Pero quiere más. Te voltea boca abajo, nalgas en pompa, y entierra la cara entre ellas. Su lengua lame tu raja, sorbiendo jugos como un sediento. Estás chingón de rica, mojada toda por AEW, murmura contra tu clítoris, vibrando. Lamidas largas, chupadas en el botón hinchado, dedos curvándose dentro de ti tocando ese punto que te hace ver estrellas. Gritas, orgasmos building como un finisher: olas de placer que te sacuden, piernas temblando, chorros calientes en su boca.
No para. Te pone a cuatro patas, verga alineada con tu entrada.
¿Lista para el main event?Asientes, empújalo tú misma. Entra lento, estirándote delicioso, cada centímetro un gemido compartido. Lleno total, paredes apretándolo como una figure-four leglock. Empieza a bombear, lento primero, piel chocando con palmadas húmedas. El cuarto huele a sexo crudo: almizcle, sudor, fluidos mezclados. Sus manos en tus caderas, jalando pelo suave, nalgas rebotando contra su pubis.
Aceleramos, él te voltea misionero, piernas sobre hombros para ir profundo. Miradas clavadas, almas conectadas en el vaivén. AEW es una pasión, pero esto... esto es fuego puro, piensas mientras él te taladra, verga hinchándose. Sientes cada vena rozando tus paredes, glande besando tu cervix. Tus uñas en su espalda, dejando surcos rojos. Gritos se mezclan: ¡Sí, cabrón, así! tuyo, ¡Te voy a llenar, puta mía! suyo –palabras sucias que avivan el incendio.
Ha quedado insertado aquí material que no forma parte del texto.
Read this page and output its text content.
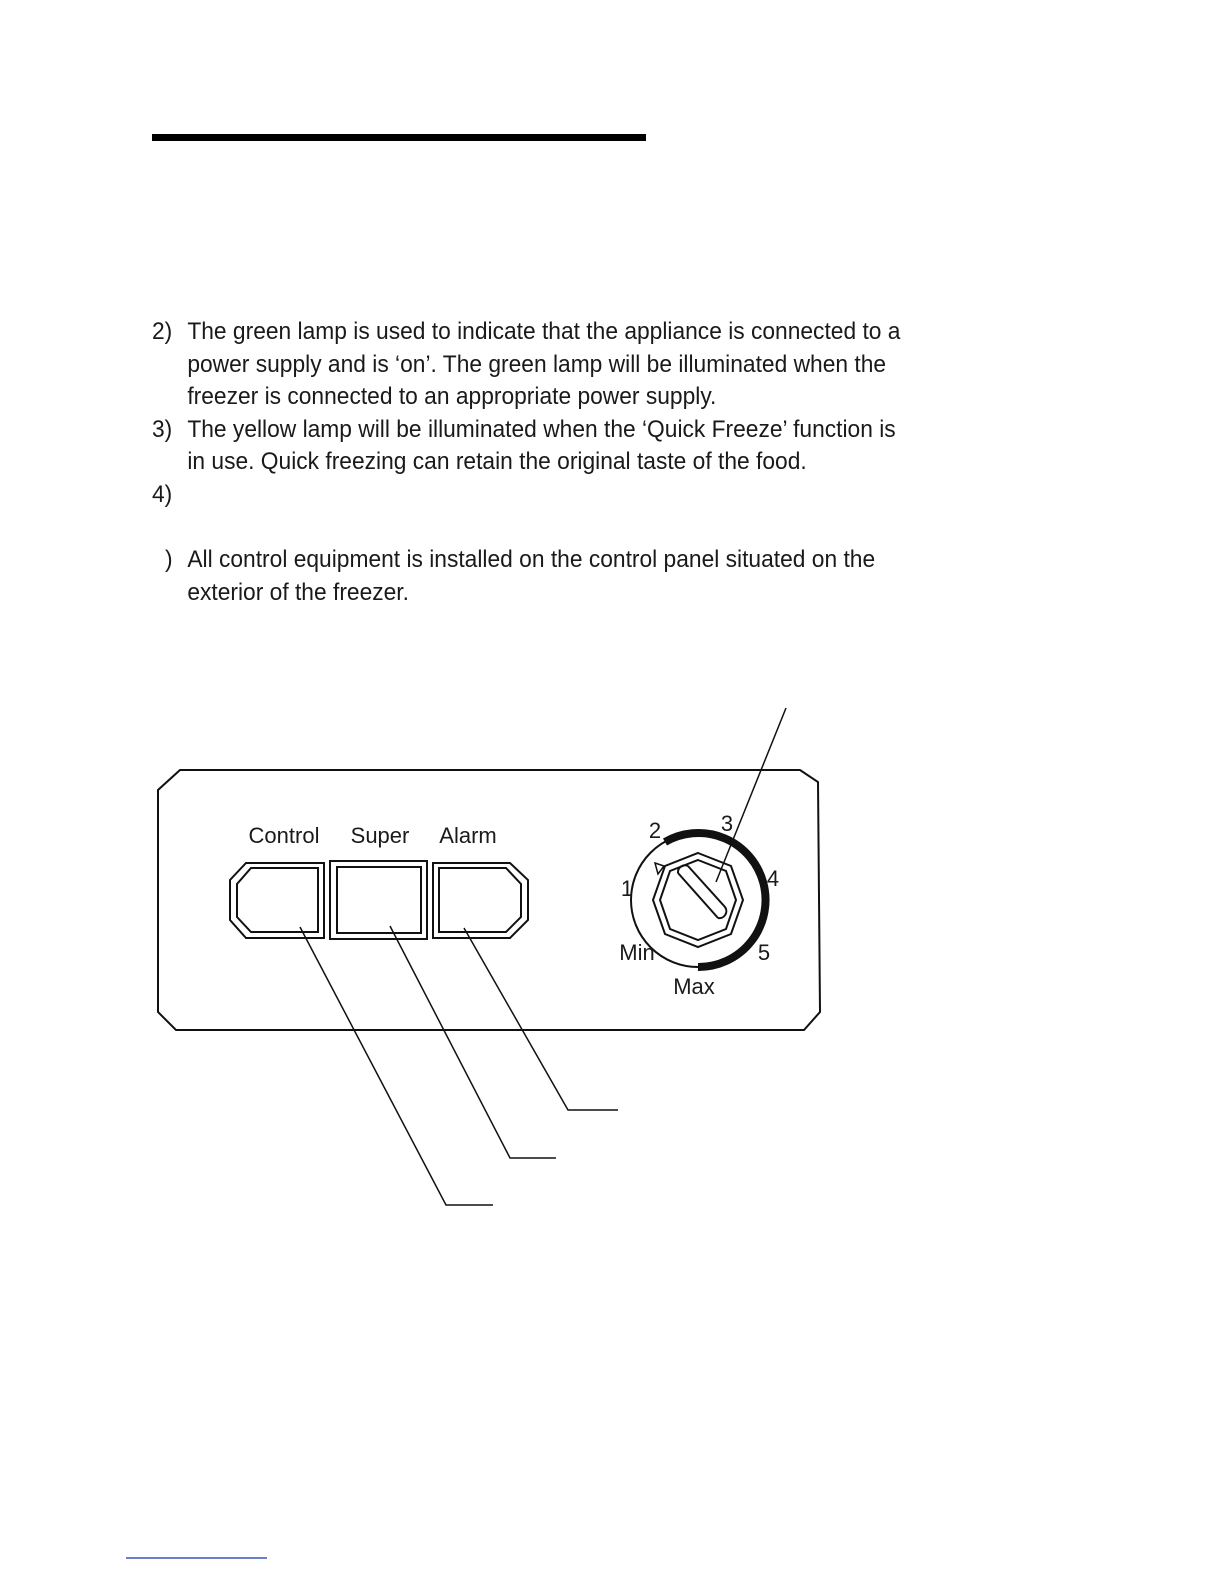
2) The green lamp is used to indicate that the appliance is connected to a
power supply and is ‘on’. The green lamp will be illuminated when the
freezer is connected to an appropriate power supply.
3) The yellow lamp will be illuminated when the ‘Quick Freeze’ function is
in use. Quick freezing can retain the original taste of the food.
4)

) All control equipment is installed on the control panel situated on the
exterior of the freezer.
Control Super Alarm
1
2	3
4
5
Min
Max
El clímax llega como un piledriver: él se tensa, gruñe animal, chorros calientes inundándote, útero bebiendo su leche. Tú explotas segundos después, espasmos ordeñándolo, visión borrosa de éxtasis. Colapsan juntos, cuerpos pegajosos, respiraciones entrecortadas. Su peso sobre ti es ancla perfecta, corazón latiendo contra el tuyo.
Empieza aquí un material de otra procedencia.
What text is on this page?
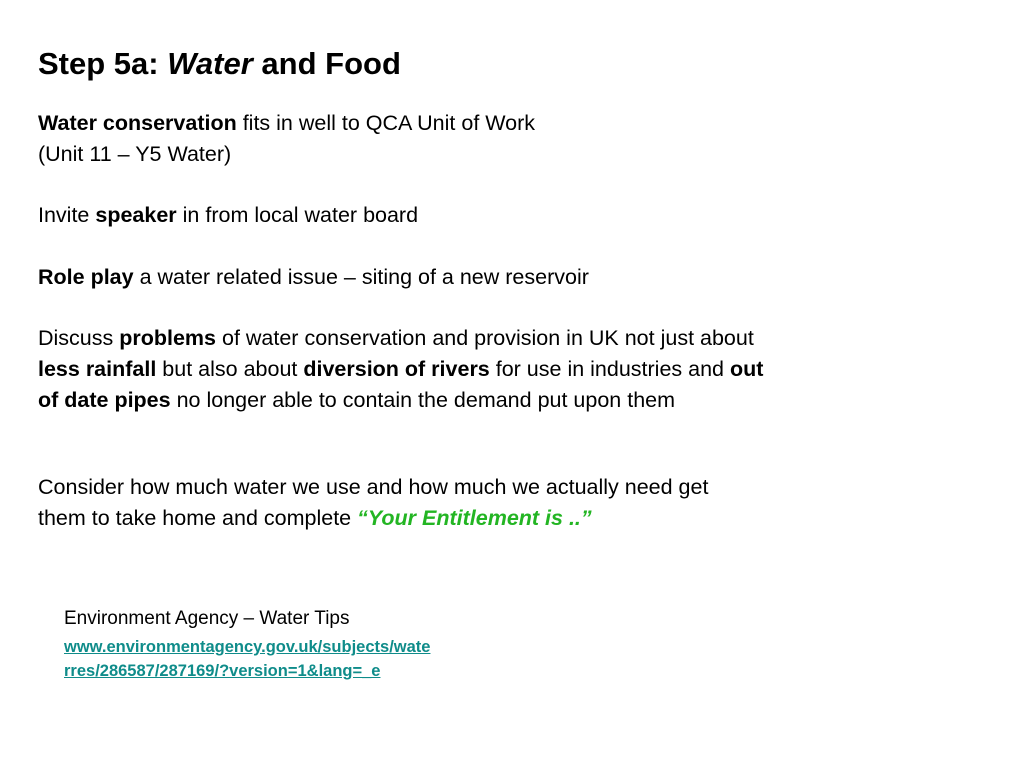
Step 5a: Water and Food
Water conservation fits in well to QCA Unit of Work
(Unit 11 – Y5 Water)
Invite speaker in from local water board
Role play a water related issue – siting of a new reservoir
Discuss problems of water conservation and provision in UK not just about
less rainfall but also about diversion of rivers for use in industries and out
of date pipes no longer able to contain the demand put upon them
Consider how much water we use and how much we actually need get
them to take home and complete “Your Entitlement is ..”
Environment Agency – Water Tips
www.environmentagency.gov.uk/subjects/wate
rres/286587/287169/?version=1&lang=_e
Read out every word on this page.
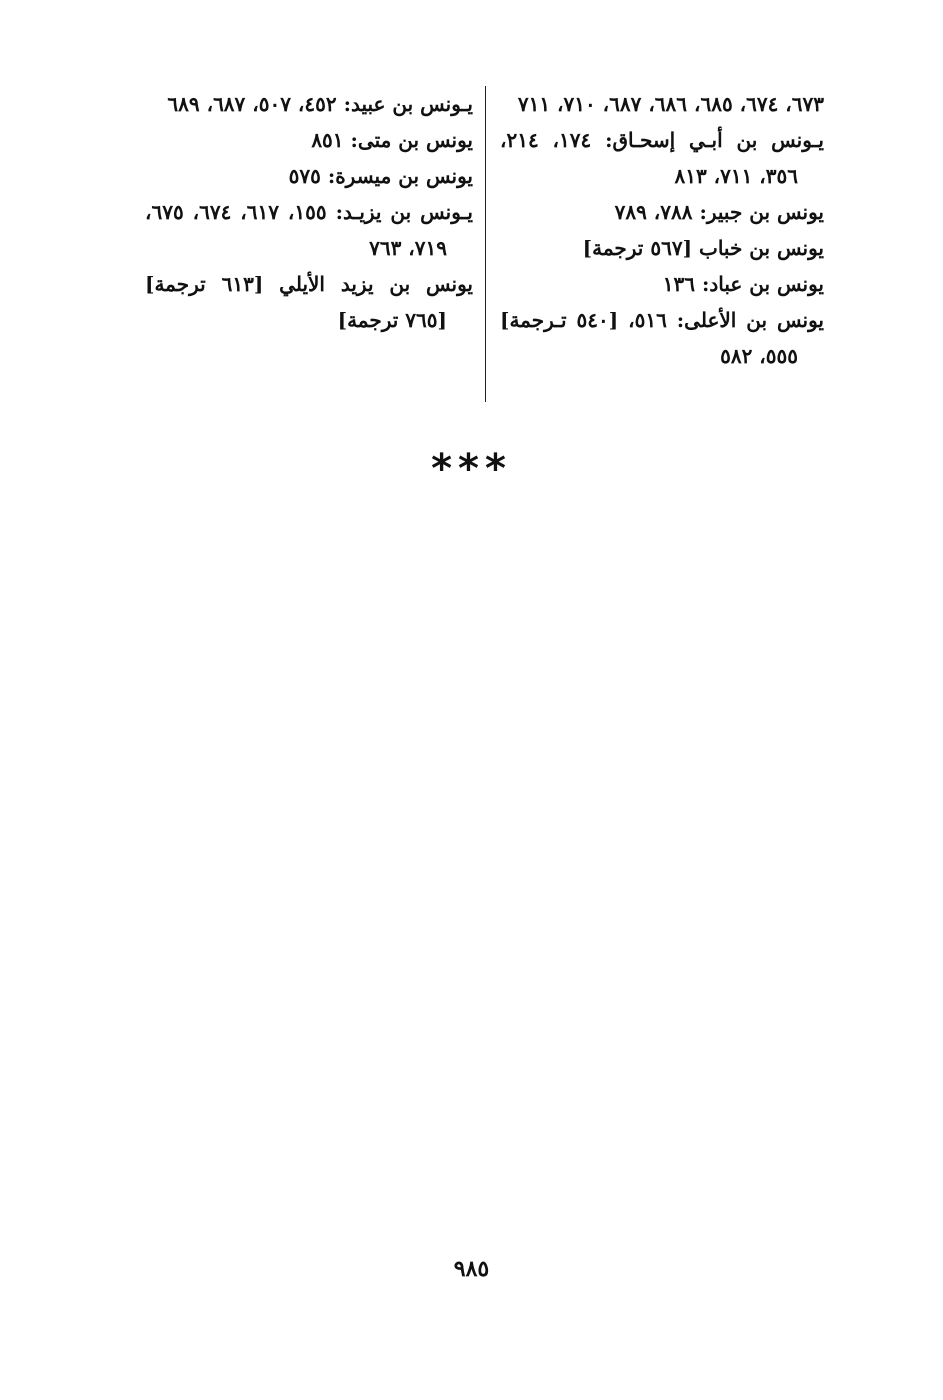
٦٧٣، ٦٧٤، ٦٨٥، ٦٨٦، ٦٨٧، ٧١٠، ٧١١

يـونس بن أبـي إسحـاق: ١٧٤، ٢١٤، ٣٥٦، ٧١١، ٨١٣

يونس بن جبير: ٧٨٨، ٧٨٩

يونس بن خباب [٥٦٧ ترجمة]

يونس بن عباد: ١٣٦

يونس بن الأعلى: ٥١٦، [٥٤٠ تـرجمة] ٥٥٥، ٥٨٢

يـونس بن عبيد: ٤٥٢، ٥٠٧، ٦٨٧، ٦٨٩

يونس بن متى: ٨٥١

يونس بن ميسرة: ٥٧٥

يـونس بن يزيـد: ١٥٥، ٦١٧، ٦٧٤، ٦٧٥، ٧١٩، ٧٦٣

يونس بن يزيد الأيلي [٦١٣ ترجمة] [٧٦٥ ترجمة]

***
٩٨٥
Después, en la penumbra, fumando un cigarro compartido –ventana abierta al bullicio de la ciudad–, él acaricia tu pelo.
Neta, AEW es una pasión, pero conocerte la hizo eterna. Ríes bajito, saboreando el afterglow: músculos laxos, piel tibia, sabor a él en tus labios. Piensas en volver al ring, pero ahora con este secreto ardiente. La noche envuelve todo, prometiendo más rounds.